We didn’t have tickets because I consider myself a master scalper, when we got inside we discovered that the scalper we dealt with was even more masterful because our seats were on the first base side under the overhang.  

By the third inning the sun broke out and the temperature spiked to about 34. The one saving grace was the sun was on its way. Each inning this semicircle of sunlight taunted us, moving up slowly row by row. If the sun would just speed up I could regain feeling in my bejeebus.

Well, as was the case back then, the Tigers were getting creamed and all the people with brains had bailed by the fifth inning, including a bunch of people in the sun seats, so, we just walked down there. So, the usher just walked us back. I tried to reason with him but he said the people in the empty seats might be coming back, I said “All of them?” He gave me ”the look” and back we went to the igloo section.  

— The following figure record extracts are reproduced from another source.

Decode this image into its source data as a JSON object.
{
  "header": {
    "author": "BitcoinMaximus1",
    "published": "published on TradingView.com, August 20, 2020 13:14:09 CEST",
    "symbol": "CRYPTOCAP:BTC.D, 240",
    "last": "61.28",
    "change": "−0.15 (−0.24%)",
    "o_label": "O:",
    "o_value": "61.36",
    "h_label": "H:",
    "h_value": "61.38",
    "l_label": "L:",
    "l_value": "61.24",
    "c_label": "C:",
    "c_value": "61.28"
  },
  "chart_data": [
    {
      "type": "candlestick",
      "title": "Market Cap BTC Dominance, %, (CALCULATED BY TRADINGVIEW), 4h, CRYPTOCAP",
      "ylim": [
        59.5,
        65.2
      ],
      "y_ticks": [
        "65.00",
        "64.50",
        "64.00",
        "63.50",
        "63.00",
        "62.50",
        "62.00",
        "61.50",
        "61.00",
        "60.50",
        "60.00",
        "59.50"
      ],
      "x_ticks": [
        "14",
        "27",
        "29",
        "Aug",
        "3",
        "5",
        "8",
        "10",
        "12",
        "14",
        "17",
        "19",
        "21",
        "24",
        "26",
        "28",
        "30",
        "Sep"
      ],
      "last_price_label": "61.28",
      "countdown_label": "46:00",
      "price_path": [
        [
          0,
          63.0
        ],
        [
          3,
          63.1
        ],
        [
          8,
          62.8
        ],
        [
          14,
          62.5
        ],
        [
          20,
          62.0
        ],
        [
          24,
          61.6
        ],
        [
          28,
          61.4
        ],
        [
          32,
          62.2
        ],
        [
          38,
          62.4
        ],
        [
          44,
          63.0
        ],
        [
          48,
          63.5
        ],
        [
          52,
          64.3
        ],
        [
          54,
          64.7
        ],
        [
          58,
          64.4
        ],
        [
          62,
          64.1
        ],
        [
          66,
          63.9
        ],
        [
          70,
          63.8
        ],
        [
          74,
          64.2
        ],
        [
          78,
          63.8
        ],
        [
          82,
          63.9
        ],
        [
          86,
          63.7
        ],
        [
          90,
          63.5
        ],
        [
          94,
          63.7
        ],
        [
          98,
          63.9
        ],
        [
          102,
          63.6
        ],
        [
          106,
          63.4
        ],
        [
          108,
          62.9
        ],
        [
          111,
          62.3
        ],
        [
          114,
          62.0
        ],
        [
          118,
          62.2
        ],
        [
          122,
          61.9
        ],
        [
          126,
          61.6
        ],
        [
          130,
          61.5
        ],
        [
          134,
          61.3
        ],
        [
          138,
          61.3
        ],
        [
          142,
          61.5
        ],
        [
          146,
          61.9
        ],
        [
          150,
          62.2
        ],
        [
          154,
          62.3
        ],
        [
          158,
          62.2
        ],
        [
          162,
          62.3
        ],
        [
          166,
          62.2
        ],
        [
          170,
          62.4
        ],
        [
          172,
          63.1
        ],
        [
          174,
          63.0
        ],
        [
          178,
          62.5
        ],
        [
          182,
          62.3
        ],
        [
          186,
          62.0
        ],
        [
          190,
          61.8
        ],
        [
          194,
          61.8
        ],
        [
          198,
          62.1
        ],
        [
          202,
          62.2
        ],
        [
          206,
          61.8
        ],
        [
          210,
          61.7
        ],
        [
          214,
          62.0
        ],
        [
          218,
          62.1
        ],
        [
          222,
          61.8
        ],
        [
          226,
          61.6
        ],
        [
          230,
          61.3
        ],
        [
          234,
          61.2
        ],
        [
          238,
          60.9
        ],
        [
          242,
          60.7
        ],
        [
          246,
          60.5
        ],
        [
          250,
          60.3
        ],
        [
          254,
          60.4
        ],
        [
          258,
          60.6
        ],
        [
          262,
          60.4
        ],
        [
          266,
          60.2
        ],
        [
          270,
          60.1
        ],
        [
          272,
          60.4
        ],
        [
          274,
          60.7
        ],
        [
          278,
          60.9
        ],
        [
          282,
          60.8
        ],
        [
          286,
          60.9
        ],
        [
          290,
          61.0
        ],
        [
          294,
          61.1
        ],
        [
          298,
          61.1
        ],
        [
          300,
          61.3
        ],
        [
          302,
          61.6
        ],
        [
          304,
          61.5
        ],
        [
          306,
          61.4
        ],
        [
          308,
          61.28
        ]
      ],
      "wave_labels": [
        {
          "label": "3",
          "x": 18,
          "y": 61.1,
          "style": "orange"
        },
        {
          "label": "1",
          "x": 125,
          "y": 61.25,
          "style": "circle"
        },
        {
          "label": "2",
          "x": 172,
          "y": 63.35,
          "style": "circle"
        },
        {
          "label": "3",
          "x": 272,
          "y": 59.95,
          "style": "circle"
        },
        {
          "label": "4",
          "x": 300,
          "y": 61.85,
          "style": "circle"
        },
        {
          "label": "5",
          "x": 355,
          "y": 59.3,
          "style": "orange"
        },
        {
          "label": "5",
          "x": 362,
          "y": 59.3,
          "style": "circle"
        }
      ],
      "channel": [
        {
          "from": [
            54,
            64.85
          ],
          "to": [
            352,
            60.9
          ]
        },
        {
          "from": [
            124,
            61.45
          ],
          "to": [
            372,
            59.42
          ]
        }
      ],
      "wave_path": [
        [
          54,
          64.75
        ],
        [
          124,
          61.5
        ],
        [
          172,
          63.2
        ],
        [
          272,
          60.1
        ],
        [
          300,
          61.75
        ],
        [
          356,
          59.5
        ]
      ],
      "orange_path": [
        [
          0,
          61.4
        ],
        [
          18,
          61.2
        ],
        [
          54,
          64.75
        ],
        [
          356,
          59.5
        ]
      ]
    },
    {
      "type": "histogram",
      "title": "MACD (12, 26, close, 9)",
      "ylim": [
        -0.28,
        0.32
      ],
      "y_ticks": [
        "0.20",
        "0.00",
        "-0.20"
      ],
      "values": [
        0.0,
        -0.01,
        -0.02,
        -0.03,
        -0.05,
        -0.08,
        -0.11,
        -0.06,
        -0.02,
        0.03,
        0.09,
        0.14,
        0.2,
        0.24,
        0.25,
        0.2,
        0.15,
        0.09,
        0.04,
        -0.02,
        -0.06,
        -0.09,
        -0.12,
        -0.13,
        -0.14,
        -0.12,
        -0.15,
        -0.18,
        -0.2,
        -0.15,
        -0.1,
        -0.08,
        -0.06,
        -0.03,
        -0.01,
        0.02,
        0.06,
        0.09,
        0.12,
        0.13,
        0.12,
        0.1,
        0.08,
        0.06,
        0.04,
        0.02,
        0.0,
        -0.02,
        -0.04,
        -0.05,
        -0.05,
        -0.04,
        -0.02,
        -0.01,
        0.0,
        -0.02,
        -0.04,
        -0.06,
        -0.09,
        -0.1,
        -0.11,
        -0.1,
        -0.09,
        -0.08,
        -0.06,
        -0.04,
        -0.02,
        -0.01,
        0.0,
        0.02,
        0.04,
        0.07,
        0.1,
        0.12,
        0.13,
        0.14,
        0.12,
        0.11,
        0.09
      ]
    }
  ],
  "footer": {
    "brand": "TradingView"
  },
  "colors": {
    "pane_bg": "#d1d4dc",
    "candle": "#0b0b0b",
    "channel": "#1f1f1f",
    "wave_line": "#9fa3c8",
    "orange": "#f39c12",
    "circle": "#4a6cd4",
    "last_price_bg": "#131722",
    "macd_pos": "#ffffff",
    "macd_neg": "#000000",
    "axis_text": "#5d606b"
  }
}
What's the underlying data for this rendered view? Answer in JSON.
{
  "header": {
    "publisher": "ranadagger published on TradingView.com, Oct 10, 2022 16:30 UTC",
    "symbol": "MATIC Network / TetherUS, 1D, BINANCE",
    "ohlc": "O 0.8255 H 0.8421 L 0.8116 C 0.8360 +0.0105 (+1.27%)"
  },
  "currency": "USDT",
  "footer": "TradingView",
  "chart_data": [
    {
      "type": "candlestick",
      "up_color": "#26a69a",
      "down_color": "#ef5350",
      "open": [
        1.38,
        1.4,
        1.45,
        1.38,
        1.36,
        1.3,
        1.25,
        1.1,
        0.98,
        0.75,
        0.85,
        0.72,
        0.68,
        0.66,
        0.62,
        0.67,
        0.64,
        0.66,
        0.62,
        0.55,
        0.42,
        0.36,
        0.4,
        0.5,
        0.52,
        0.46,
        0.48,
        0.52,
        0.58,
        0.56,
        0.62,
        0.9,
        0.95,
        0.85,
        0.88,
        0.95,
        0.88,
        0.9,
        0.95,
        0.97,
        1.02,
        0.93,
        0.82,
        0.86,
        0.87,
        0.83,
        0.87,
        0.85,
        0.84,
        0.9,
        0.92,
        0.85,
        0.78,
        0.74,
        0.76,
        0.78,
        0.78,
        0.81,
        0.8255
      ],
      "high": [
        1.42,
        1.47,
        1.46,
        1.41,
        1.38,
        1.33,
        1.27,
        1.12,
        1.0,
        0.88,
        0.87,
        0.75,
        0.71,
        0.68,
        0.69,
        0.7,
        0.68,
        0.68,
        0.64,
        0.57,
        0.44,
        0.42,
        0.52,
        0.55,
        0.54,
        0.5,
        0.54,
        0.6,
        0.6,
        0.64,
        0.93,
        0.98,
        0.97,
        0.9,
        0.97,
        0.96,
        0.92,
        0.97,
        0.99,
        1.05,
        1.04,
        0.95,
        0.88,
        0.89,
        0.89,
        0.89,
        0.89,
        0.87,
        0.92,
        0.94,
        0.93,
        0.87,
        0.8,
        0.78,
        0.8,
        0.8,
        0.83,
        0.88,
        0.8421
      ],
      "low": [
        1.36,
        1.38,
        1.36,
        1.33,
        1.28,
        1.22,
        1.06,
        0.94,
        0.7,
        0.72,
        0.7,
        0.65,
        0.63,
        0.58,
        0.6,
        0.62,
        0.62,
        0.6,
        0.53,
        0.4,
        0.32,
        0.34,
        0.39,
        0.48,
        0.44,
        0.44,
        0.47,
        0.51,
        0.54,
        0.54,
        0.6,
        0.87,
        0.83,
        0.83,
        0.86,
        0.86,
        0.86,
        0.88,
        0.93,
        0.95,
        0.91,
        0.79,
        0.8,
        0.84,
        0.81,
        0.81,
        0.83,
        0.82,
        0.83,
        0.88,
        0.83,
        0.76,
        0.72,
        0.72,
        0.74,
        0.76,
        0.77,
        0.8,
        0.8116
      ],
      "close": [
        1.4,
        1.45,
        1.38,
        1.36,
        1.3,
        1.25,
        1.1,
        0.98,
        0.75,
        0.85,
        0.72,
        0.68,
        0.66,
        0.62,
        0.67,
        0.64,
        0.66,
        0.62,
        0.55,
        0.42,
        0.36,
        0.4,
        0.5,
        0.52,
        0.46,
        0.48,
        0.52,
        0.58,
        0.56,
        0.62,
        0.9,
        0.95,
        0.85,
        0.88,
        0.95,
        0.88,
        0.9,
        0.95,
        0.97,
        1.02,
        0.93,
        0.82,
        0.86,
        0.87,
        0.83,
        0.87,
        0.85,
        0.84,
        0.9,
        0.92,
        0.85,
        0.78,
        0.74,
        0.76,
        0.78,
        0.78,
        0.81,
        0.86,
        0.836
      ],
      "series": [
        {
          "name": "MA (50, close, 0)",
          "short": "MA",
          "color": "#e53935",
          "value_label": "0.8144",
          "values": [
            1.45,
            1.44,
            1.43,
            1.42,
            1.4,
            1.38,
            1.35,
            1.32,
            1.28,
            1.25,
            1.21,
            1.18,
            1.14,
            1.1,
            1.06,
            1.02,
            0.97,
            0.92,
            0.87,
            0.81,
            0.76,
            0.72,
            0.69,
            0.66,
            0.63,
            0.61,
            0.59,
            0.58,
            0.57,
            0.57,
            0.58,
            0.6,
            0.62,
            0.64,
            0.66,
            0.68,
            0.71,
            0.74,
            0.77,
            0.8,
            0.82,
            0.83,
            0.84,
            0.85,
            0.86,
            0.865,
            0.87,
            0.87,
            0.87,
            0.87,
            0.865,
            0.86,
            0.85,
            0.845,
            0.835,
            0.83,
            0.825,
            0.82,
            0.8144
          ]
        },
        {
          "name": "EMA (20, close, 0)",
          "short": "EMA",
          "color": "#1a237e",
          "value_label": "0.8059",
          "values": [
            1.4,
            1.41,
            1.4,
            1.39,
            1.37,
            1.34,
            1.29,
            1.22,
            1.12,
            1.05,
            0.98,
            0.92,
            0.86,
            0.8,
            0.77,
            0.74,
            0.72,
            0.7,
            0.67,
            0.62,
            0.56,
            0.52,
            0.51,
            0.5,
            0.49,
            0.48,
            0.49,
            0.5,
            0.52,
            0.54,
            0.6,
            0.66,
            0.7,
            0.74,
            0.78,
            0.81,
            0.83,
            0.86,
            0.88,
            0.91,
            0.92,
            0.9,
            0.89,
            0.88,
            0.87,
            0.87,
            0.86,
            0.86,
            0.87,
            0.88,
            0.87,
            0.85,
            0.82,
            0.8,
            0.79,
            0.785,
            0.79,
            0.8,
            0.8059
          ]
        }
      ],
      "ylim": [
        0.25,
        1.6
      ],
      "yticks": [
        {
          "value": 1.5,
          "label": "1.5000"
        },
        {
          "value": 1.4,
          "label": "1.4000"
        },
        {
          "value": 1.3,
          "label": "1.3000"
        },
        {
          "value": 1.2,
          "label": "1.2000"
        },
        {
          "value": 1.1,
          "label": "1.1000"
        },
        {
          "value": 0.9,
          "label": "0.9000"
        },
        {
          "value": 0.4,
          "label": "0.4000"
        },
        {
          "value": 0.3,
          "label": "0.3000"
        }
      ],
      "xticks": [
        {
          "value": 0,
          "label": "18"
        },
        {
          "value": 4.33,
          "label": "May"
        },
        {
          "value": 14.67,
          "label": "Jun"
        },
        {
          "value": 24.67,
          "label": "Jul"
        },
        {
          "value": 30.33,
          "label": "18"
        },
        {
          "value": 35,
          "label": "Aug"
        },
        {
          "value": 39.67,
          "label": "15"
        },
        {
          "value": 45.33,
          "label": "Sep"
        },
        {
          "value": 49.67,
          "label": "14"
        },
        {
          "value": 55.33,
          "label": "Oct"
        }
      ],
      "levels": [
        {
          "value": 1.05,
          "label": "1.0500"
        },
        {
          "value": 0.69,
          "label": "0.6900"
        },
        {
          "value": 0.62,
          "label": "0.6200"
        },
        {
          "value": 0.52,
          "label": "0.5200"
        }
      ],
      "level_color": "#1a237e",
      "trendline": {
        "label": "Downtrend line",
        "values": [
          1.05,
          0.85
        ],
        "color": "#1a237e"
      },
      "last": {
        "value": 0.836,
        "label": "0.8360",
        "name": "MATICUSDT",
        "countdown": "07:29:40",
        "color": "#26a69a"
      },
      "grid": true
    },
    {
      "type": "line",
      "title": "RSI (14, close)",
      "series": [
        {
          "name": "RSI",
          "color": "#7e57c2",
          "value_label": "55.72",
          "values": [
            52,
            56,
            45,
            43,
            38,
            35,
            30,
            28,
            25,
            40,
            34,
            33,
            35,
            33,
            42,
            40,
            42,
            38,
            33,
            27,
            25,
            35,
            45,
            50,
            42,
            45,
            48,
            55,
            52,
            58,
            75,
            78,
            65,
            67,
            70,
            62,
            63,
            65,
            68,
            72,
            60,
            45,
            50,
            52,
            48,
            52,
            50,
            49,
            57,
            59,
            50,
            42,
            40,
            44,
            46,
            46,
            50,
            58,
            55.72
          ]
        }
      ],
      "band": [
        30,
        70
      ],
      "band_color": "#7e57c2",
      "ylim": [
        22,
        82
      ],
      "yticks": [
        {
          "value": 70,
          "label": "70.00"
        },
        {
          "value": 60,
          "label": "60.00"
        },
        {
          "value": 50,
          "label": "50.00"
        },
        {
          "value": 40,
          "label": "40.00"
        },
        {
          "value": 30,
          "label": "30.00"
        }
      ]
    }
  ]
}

Every time the guy would turn his back we’d hustle down to different seats and try to act like we didn’t do our homework and didn’t want the teacher to call on us, and every time he called on us; he’d snap his fingers and point and we’d have to slink back to Irskatusk.

Finally, about the eighth inning we were able to sneak in a couple sections over and sit in what was left of the sun. I couldn’t taste my food or see out of my right eye but at least thawing was an option. It never really dawned on me until years later that the reason the guy was bouncing us was because my skinny little hand wasn’t holding onto a fiver.

Out of all the opening days I attended that’s the only thing I remember, that one game where the usher did his job. I have no recollection of who the Tigers played who pitched or what players were on the team, all I remember was I was a fish stick and my brother in the striped vest wouldn’t help me out. It’s a shame, really, because if it had dawned on me to grease his palm, whatever he was asking I probably would have paid ... double.